Bien sûr, l’intelligence artificielle peut aussi être un outil très utile pour l’environnement : elle peut améliorer la modélisation climatique, optimiser l’usage des ressources, détecter des fuites de méthane et globalement réduire les émissions de gaz à effet de serre de certaines activités. Elle peut aussi favoriser la connaissance citoyenne sur ces sujets via un outil comme «Climate Q&A», qui permet d’interroger les rapports scientifiques sur le climat (notre article).

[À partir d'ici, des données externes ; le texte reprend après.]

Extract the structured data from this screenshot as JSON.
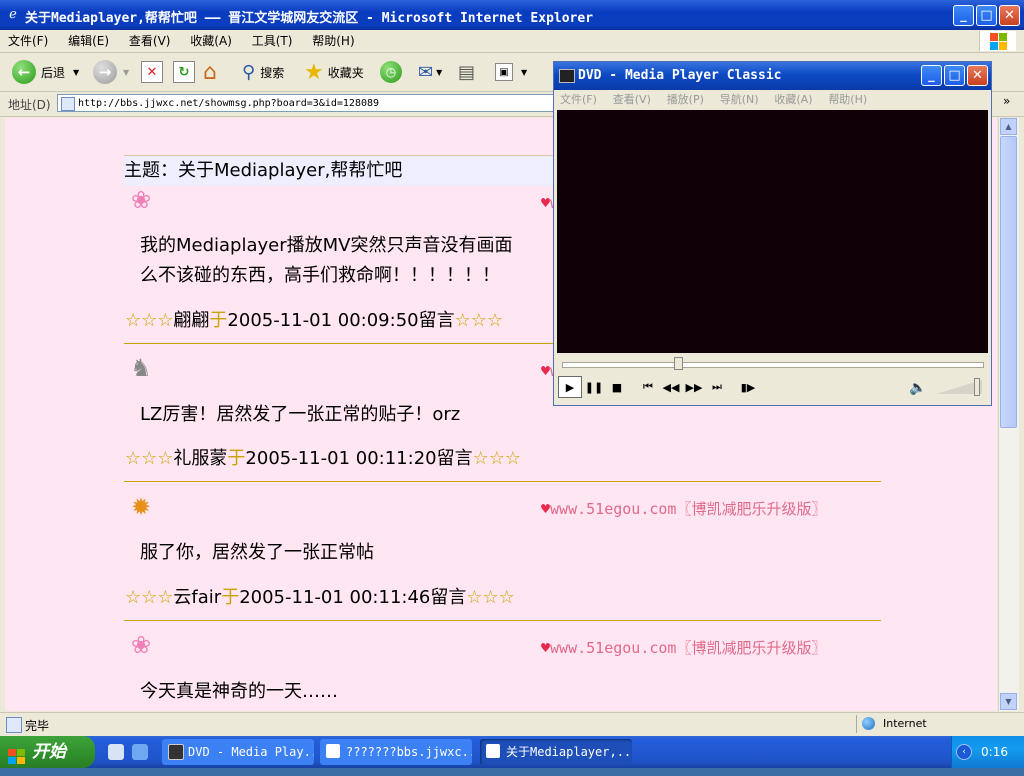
{
  "ie": {
    "title": "关于Mediaplayer,帮帮忙吧 —— 晋江文学城网友交流区 - Microsoft Internet Explorer",
    "menu": [
      "文件(F)",
      "编辑(E)",
      "查看(V)",
      "收藏(A)",
      "工具(T)",
      "帮助(H)"
    ],
    "toolbar": {
      "back": "后退",
      "search": "搜索",
      "favorites": "收藏夹"
    },
    "address_label": "地址(D)",
    "address": "http://bbs.jjwxc.net/showmsg.php?board=3&id=128089",
    "status": "完毕",
    "zone": "Internet"
  },
  "forum": {
    "topic": "主题：关于Mediaplayer,帮帮忙吧",
    "ad": "www.51egou.com〖博凯减肥乐升级版〗",
    "posts": [
      {
        "avatar": "pink-monster",
        "lines": [
          "我的Mediaplayer播放MV突然只声音没有画面",
          "么不该碰的东西，高手们救命啊！！！！！！"
        ],
        "author": "翩翩",
        "yu": "于",
        "time": "2005-11-01 00:09:50",
        "suffix": "留言"
      },
      {
        "avatar": "rabbit",
        "lines": [
          "LZ厉害！居然发了一张正常的贴子！orz"
        ],
        "author": "礼服蒙",
        "yu": "于",
        "time": "2005-11-01 00:11:20",
        "suffix": "留言"
      },
      {
        "avatar": "garfield",
        "lines": [
          "服了你，居然发了一张正常帖"
        ],
        "author": "云fair",
        "yu": "于",
        "time": "2005-11-01 00:11:46",
        "suffix": "留言"
      },
      {
        "avatar": "pink-monster",
        "lines": [
          "今天真是神奇的一天……"
        ]
      }
    ],
    "stars": "☆☆☆"
  },
  "mpc": {
    "title": "DVD - Media Player Classic",
    "menu": [
      "文件(F)",
      "查看(V)",
      "播放(P)",
      "导航(N)",
      "收藏(A)",
      "帮助(H)"
    ],
    "seek_fraction": 0.27,
    "volume_fraction": 0.9
  },
  "taskbar": {
    "start": "开始",
    "tasks": [
      "DVD - Media Play...",
      "???????bbs.jjwxc...",
      "关于Mediaplayer,..."
    ],
    "clock": "0:16"
  }
}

Un DPE de l’intelligence artificielle ?
Mais la question se pose moins avec ChatGPT, qui est un produit d’appel majoritairement destiné aux particulier·es. D’autant plus que les modèles généralistes «fourre-tout» comme ChatGPT sont peu efficients d’un point de vue énergétique : ils ont été entraînés avec un nombre incalculable de données – un processus long et polluant. «Si on veut utiliser l’IA générative pour explorer des articles scientifiques de médecine, on n’a a priori pas besoin d’un modèle qui dispose par ailleurs de connaissances approfondies sur la pêche à la mouche», illustre la spécialiste.
Elle suggère d’instaurer une sorte de «DPE» [diagnostic de performance énergétique, utilisé pour classer les bâtiments et logements selon leur impact écologique, NDLR] des différents modèles d’IA : «Cela serait une vraie révolution qui forcerait les entreprises du secteur à s’améliorer et qui nous aiderait en tant qu’utilisateur à faire des choix plus pertinents». Et ainsi peut-être utiliser l’intelligence artificielle générative pour des usages plus vertueux que simplement connaître la météo du coin.